As a Senior Site Reliability Engineer you’ll own the monitoring and observability stack, working closely with the Infrastructure Team and other developers to scale wandb.ai in lockstep with our exponentially growing user base and fleet of customer deployments. You’ll be instrumental in building the foundations of an SRE team at a fast-growing startup, establishing the patterns and practices necessary to operate highly reliable services at scale.
What you'll achieve
- Scale a system trusted by leaders in the ML industry to ingest and query terabytes of data daily.
- Build a monitoring and observability platform to pinpoint issues across a fleet of customer deployments.

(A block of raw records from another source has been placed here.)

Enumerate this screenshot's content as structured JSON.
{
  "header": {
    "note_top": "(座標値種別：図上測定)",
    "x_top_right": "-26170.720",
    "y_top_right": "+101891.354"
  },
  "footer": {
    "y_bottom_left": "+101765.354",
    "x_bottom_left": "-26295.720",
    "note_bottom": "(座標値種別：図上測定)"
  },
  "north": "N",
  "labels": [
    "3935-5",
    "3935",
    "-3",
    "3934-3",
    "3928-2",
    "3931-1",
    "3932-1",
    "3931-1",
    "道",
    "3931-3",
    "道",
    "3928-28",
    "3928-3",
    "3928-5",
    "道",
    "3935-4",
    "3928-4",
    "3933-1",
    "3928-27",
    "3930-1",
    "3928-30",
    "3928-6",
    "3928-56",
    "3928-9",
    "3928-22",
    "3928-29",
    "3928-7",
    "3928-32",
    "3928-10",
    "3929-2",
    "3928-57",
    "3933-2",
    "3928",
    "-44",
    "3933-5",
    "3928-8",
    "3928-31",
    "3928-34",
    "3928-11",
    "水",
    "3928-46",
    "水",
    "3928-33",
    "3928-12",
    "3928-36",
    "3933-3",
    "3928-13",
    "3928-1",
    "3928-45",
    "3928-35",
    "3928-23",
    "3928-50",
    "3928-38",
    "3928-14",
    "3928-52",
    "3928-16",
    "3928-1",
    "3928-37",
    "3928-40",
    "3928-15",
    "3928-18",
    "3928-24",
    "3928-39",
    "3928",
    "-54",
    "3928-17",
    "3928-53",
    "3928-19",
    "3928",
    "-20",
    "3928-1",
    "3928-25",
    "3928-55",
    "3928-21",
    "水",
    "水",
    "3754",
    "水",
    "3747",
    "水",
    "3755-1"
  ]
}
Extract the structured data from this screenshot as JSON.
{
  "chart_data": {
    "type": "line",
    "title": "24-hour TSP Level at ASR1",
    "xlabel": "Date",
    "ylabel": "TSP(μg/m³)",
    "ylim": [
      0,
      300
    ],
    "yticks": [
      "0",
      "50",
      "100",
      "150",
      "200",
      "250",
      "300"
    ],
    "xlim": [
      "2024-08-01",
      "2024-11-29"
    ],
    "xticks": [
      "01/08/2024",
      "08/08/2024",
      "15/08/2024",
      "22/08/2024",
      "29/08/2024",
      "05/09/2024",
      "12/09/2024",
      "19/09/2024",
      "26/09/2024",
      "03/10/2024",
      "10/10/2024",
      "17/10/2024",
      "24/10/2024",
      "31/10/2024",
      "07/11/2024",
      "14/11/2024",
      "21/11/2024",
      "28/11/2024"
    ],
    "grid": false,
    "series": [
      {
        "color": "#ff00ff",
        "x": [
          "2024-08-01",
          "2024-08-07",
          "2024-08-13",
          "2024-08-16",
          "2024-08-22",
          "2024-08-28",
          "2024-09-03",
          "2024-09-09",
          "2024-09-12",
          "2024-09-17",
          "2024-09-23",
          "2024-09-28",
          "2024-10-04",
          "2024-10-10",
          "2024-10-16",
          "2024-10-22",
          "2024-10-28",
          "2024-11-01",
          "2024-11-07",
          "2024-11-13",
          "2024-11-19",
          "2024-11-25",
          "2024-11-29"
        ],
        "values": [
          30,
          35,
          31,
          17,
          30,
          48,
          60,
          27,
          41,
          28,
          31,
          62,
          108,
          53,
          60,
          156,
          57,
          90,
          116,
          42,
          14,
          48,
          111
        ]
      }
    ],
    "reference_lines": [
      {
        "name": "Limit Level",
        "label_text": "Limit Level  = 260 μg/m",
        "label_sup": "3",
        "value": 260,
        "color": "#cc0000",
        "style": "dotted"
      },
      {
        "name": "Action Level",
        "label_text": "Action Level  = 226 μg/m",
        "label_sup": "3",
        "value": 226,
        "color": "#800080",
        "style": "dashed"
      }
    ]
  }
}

- Establish the foundations of an SRE team at a fast-growing startup.
- Advise and educate development teams on how to build observable, reliable services.
What's needed in this role
- In-depth knowledge of at least one cloud provider (AWS, GCP, Azure).
- Strong grasp of at least one higher-level language and its ecosystem (Go, Python, TypeScript, etc.).
- A willingness to dive into and debug issues at any layer of the tech stack, from the application layer to the network.
- Deep experience managing, monitoring, and debugging distributed systems / databases (MySQL, Postgres, BigTable, etc.) in production.
- A demonstrated ability to think critically under pressure.
- Excellent communication skills and an ability to explain deeply technical concepts simply.